Just like Ms. Watson did in Mona Lisa Smile. And just like I aim to do--that is if I ever encounter another busybody who likes to view my life through the narrowest of lenses.

Be warned.


  1. Oh my, I think we understand each other perfectly.

    I love to write, nay, I NEED to write. After college I no longer had an outlet, and I didn't realize how much I missed it until I decided to launch my blog. I was worried I would run out of things to write about, and so far, praise be, that has not been an issue.

    My dream is to be a full-time Mommy, but I do not believe that means that I won't have an identity or other passionate endeavors. I have gotten the snarky remarks about my lack of career, but I do not feel a need to explain myself.

    My mother was a full-time mommy, but she never sublimated her personality or drive beneath that role. And that is the same model I hope to display for my own brood, please God.

  2. Yes, writers have an innate NEED to write. It's like an itch that you must scratch or else...I'm glad you started your blog Princess Lea. It's definitely one of my favorites. It's always refreshing to hear a unique Jewish female voice. Being a full-time Mommy is a blessing indeed. As long as people know that they have a CHOICE and that they're not bound to fulfill certain expectations. I admire your nonchalance towards people's mean comments. I'm still working on know, the whole "not caring" thing. It saves one a lot of uneccessary hurt. And yes, with G-d's help, let's inspire our future children in the best way possible!

  3. I didn't say I don't care. Believe me, I come from a thin-skinned family; those comments cut! I just remind myself that when someone is saying something hurtful, it's more about them than it is about me.

  4. At least you ladies have a choice. As a man, I don't. I CAN'T follow my dreams if I want my family to be provided for. I wrote about it here:

  5. Princess Lea: Sorry for the misinterpretation. I meant to say that I admire the fact that in spite of comments hurting, you try to not let it get to you. What you said about "it being more about them, than me" is true and def something for me to bear in mind :)

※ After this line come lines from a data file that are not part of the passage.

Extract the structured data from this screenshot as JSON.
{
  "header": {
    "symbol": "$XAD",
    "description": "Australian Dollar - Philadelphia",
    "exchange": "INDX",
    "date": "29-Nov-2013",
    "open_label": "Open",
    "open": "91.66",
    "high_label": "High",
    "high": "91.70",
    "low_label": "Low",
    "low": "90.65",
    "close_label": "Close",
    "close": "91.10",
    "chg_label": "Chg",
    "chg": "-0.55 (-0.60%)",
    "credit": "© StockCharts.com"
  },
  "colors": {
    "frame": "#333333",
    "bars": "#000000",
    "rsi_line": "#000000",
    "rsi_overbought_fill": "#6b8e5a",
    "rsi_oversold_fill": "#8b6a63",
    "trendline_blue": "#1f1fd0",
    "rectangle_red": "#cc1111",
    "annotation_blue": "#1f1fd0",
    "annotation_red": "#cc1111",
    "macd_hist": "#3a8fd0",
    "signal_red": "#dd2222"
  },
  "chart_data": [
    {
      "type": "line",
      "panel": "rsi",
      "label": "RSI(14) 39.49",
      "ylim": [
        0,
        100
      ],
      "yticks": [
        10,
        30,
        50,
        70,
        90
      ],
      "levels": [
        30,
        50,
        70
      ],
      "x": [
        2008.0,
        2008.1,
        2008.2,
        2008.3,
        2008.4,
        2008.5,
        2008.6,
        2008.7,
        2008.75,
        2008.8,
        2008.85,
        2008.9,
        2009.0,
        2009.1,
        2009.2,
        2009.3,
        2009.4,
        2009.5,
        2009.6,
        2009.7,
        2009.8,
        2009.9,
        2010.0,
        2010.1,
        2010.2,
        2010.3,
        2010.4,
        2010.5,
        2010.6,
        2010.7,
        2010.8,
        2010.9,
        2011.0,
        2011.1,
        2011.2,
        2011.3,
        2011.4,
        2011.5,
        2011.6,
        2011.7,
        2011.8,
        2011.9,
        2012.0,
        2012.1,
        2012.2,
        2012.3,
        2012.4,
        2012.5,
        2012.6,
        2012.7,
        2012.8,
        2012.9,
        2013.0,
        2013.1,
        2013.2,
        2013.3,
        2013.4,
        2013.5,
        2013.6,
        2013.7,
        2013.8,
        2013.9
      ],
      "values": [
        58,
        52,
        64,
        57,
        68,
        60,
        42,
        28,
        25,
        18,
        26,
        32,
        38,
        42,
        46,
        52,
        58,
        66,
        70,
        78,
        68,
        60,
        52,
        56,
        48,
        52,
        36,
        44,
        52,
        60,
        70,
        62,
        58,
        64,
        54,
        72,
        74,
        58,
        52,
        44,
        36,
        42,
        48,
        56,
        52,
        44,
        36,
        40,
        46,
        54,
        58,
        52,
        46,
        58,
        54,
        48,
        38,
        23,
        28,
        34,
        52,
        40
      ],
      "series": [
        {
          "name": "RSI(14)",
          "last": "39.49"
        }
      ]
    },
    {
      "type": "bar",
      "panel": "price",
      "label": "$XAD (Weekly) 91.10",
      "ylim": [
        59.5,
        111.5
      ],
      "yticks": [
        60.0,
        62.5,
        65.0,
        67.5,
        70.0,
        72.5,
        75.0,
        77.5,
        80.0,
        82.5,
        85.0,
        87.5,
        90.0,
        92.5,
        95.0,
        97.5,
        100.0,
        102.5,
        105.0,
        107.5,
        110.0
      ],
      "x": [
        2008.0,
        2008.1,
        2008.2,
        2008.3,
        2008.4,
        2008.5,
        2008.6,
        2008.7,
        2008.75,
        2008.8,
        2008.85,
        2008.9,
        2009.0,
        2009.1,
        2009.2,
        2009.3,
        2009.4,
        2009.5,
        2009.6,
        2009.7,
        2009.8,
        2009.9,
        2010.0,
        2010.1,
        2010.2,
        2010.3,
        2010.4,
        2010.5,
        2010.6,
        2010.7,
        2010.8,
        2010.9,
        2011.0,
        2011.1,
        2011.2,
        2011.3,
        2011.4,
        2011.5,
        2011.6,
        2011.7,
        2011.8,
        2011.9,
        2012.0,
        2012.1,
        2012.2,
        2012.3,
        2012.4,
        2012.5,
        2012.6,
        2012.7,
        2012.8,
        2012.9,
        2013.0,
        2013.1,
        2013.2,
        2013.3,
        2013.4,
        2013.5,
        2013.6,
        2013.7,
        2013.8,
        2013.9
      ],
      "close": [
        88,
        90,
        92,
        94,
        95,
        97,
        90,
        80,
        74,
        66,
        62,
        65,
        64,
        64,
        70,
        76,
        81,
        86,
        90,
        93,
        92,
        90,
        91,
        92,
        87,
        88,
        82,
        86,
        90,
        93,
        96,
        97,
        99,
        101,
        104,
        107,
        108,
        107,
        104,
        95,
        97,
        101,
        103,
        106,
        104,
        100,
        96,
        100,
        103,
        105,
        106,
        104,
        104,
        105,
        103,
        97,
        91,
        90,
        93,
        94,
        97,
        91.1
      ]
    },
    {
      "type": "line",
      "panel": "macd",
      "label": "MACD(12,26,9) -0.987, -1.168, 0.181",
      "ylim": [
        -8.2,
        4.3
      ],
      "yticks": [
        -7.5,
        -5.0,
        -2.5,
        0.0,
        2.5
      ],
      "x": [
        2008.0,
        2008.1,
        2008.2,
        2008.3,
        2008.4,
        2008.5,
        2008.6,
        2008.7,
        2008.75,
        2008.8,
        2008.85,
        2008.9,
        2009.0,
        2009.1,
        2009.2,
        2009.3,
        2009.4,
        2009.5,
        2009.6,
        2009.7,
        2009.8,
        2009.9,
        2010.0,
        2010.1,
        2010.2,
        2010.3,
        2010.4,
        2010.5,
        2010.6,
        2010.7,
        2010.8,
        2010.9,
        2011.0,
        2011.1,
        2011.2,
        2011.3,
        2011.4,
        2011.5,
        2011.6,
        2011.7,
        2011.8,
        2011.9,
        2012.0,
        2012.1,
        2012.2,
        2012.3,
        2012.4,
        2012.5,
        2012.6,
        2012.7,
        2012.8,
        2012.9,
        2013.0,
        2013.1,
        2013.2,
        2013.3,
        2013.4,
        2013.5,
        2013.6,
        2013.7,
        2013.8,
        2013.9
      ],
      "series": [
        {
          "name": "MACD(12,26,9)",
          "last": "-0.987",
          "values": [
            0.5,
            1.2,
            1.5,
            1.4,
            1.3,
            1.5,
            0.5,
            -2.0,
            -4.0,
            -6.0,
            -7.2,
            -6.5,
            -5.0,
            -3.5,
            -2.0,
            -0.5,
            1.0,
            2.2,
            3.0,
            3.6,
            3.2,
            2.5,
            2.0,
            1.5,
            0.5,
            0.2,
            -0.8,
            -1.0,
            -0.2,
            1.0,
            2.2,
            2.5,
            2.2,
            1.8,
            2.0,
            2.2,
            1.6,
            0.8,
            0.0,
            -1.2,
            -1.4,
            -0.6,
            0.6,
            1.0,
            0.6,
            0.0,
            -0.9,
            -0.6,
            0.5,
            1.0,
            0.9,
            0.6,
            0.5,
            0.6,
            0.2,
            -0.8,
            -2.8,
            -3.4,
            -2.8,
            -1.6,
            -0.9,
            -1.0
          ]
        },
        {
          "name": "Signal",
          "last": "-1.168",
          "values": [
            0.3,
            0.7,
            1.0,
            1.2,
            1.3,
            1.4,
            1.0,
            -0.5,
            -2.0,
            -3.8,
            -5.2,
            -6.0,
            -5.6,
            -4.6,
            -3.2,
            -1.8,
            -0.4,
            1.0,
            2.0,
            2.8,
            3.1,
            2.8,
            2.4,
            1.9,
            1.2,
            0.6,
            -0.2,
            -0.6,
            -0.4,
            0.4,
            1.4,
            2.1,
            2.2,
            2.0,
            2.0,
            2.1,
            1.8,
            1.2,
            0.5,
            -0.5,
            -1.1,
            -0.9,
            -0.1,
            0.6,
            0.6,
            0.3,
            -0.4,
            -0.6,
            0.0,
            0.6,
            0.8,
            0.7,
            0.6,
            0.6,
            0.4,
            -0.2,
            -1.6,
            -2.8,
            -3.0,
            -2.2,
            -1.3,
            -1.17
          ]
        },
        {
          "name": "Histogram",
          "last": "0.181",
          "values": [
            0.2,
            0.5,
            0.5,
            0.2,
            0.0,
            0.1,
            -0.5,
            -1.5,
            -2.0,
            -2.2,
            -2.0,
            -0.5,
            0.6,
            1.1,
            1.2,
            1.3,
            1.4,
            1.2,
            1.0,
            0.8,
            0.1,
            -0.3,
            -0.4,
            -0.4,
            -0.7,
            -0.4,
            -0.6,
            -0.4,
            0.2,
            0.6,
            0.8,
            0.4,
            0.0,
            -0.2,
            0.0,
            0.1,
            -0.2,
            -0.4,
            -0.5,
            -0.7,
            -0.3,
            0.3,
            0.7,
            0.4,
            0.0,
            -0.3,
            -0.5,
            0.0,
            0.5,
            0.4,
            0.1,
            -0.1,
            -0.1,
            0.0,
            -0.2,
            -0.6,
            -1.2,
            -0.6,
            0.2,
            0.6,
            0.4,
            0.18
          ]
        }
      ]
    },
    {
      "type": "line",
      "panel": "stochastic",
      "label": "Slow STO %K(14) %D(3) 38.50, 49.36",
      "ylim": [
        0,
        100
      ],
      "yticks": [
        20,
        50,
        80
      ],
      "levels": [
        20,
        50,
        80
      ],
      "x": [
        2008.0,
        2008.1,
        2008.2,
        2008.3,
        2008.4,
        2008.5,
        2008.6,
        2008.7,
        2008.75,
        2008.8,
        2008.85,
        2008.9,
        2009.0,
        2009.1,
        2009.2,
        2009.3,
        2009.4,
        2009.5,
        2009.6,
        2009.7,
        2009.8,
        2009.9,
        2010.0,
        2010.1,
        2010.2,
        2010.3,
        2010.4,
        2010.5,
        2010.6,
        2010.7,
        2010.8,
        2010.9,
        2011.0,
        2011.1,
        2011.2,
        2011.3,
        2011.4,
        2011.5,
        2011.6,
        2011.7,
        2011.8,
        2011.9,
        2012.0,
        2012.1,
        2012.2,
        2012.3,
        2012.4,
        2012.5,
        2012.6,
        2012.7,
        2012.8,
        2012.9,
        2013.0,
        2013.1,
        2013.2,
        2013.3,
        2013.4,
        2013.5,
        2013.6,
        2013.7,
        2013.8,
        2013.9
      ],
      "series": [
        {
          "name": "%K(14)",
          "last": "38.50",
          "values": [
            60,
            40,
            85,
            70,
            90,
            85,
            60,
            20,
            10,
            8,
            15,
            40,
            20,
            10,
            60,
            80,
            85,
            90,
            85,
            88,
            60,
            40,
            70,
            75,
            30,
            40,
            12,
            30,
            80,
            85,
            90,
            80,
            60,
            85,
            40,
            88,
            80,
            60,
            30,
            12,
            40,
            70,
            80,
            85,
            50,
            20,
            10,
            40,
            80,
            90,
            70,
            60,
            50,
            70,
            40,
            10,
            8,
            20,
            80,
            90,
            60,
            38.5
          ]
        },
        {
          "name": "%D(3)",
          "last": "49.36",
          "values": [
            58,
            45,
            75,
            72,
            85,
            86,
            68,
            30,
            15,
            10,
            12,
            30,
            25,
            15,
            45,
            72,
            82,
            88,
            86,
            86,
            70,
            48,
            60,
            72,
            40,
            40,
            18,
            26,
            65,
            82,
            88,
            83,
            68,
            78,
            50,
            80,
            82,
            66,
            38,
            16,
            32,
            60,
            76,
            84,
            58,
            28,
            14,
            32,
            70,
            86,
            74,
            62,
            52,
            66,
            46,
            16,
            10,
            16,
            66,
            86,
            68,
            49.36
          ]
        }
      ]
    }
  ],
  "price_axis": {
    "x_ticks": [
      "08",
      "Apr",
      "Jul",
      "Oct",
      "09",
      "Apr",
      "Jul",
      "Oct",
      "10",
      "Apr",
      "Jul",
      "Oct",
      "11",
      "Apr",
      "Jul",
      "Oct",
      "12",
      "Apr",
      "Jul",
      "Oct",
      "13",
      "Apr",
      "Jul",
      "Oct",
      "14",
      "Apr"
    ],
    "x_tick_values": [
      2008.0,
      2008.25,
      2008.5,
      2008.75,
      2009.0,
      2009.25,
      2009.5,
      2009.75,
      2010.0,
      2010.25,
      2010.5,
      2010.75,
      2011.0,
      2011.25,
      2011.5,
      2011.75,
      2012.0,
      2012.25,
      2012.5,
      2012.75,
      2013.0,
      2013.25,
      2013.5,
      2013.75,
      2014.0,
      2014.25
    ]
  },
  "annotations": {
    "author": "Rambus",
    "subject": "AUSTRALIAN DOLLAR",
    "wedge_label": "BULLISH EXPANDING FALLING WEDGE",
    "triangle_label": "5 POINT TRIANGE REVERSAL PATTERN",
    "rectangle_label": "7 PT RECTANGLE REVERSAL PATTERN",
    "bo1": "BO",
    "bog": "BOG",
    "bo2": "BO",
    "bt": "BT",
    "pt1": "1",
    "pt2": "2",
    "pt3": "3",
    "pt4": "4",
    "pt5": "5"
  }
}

    Frum Geek: Yes. I agree. Men have that added pressure. I honestly don't know what I would do as a career if I were a man. I suck (with a capital S) at math and science. Good luck in your endeavors :)

  6. Just read your post FG. Comic Book Artist?! SO cool. It's a bit of a tragic act when we bury our dreams beneath the blanket of reality. I know the feeling. And like you said, men usually experience it much more. But, never know who where life will take you. Nurse that passion. Maybe you'll use your business degree to OPEN UP a comic book store! How awesome would that be?

  7. That WOULD be cool. Except that everything's going digital not to mention I wouldn't be able to be open on Shabbos. Again, the reality of being a frum male Jew. So I'm going to do what frum male Jews do, and become a lawyer. (I start law school in August.)